PRRT (Predictably Reliable Real-time Transport) is a prototype implementation representing a protocol stack, integrated into the Linux kernel, that operates according to the PRPD paradigm. Our socket implementation is mainly based on the available UDP stack. It inherits its properties including the multicast support as well as the connectionless datagram delivery, i. e. the broadcast-friendly characteristics of the UDP are preserved. Additional 32 bit of header fields are appended to the standard UDP header in order to sufficiently feed the PRRT protocol logic with information. The socket enables duplex communication between the end nodes since a return channel is required for the transmission of receiver feedback. Among the identification of the lost packets, channel state information are included into the receiver feedback.

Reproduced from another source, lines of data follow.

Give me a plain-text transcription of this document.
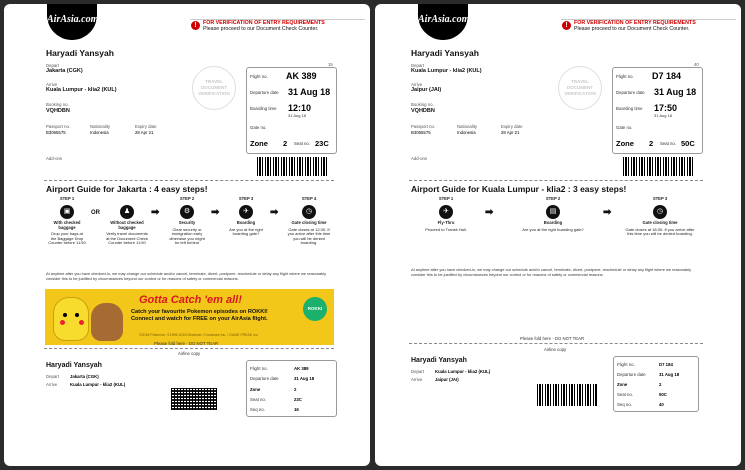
AirAsia.com
!	FOR VERIFICATION OF ENTRY REQUIREMENTS
Please proceed to our Document Check Counter.
Haryadi Yansyah
15
Depart
Jakarta (CGK)
Arrive
Kuala Lumpur - klia2 (KUL)
Booking no.
VQHDBN
Passport no.
B3065575
Nationality
Indonesia
Expiry date
28 Apr 21
Add-ons
TRAVEL DOCUMENT VERIFICATION
Flight no. AK 389
Departure date 31 Aug 18
Boarding time 12:10
31 Aug 18
Gate no.
Zone 2 Seat no. 23C
Airport Guide for Jakarta : 4 easy steps!
STEP 1
▣
With checked baggage
Drop your bags at the Baggage Drop Counter before 11:50
OR	♟
Without checked baggage
Verify travel documents at the Document Check Counter before 11:50
➡
STEP 2
⚙
Security
Clear security or immigration early otherwise you might be left behind
➡
STEP 3
✈
Boarding
Are you at the right boarding gate?
➡
STEP 4
◷
Gate closing time
Gate closes at 12:30. If you arrive after this time you will be denied boarding.
At anytime after you have checked-in, we may change our schedule and/or cancel, terminate, divert, postpone, reschedule or delay any flight where we reasonably consider this to be justified by circumstances beyond our control or for reasons of safety or commercial reasons.
Gotta Catch 'em all!
Catch your favourite Pokemon episodes on ROKKI! Connect and watch for FREE on your AirAsia flight.
©2018 Pokemon. ©1995-2018 Nintendo / Creatures Inc. / GAME FREAK inc.
ROKKI
Please fold here - DO NOT TEAR
Airline copy
Haryadi Yansyah
Depart	Jakarta (CGK)
Arrive	Kuala Lumpur - klia2 (KUL)
Flight no.	AK 389
Departure date	31 Aug 18
Zone	2
Seat no.	23C
Seq no.	16
AirAsia.com
!	FOR VERIFICATION OF ENTRY REQUIREMENTS
Please proceed to our Document Check Counter.
Haryadi Yansyah
40
Depart
Kuala Lumpur - klia2 (KUL)
Arrive
Jaipur (JAI)
Booking no.
VQHDBN
Passport no.
B3065575
Nationality
Indonesia
Expiry date
28 Apr 21
Add-ons
TRAVEL DOCUMENT VERIFICATION
Flight no. D7 184
Departure date 31 Aug 18
Boarding time 17:50
31 Aug 18
Gate no.
Zone 2 Seat no. 50C
Airport Guide for Kuala Lumpur - klia2 : 3 easy steps!
STEP 1
✈
Fly-Thru
Proceed to Transit Hall.
➡
STEP 2
▤
Boarding
Are you at the right boarding gate?
➡
STEP 3
◷
Gate closing time
Gate closes at 18:30. If you arrive after this time you will be denied boarding.
At anytime after you have checked-in, we may change our schedule and/or cancel, terminate, divert, postpone, reschedule or delay any flight where we reasonably consider this to be justified by circumstances beyond our control or for reasons of safety or commercial reasons.
Please fold here - DO NOT TEAR
Airline copy
Haryadi Yansyah
Depart	Kuala Lumpur - klia2 (KUL)
Arrive	Jaipur (JAI)
Flight no.	D7 184
Departure date	31 Aug 18
Zone	2
Seat no.	50C
Seq no.	40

Adaptive Hybrid Error Correction (AHEC)

A Queue for Every Purpose

The protocol logic operates on top of several FIFO queues with parallel access (cf. figure 2). In contrast to available stop-and-wait architectures the PRRT protocol stack avoids the stalling of the real-time data stream by means of parallel event and data processing. The flexible protocol logic allows individual coding parameters at a granularity of single coding blocks.
PRRT Network Stack

Theoretical Foundation

The core of our media-oriented transport protocol is an Adaptive Hybrid Error Correction (AHEC) approach based on previous work from Guoping Tan (Application Layer Hybrid Error Correction Techniques for DVB Services in Wireless Home Networks). Adaptive coding is the consequent usage of the bidirectional characteristic of available IP networks. The highly flexible composition of NACK based ARQ and adaptive packet-level FEC leads to near-optimal coding efficiency as it is controlled by analytical parameter derivation based on a statistical channel model.

Planned Features

The ability to fit to certain delay and reliability constraints even allows the parameter optimization beyond the end-to-end connection granularity: Wired and wireless networks usually significantly differ in terms of packet loss (Pe). On the other hand, home network segments provide a much lower round trip delay (RTT) than IP based delivery networks. Obviously, pure end-to-end error correction schemes are not efficient in such heterogeneous network environments. Therefore, our AHEC scheme offers a link-level operation mode, which relieves reliable links from the redundancy required for rather unreliable links.

Link-level operation mode

Where to use it?

The proposed protocol stack has been applied successfully in wireless IEEE 802.11 multicast scenarios. Actually, the unreliable transmission mode in the IEEE 802.11 multicast is a common problem, current IPTV delivery systems are suffering from. Therefore, the implementation might be of reasonable interest for the IP based media broadcast. Of course the field of potential applications is not limited to wireless and local networks. The flexibility in the parameter choice allows the implemented transport protocol to be the basis of any Internet application formulating a certain reliability and delay requirement.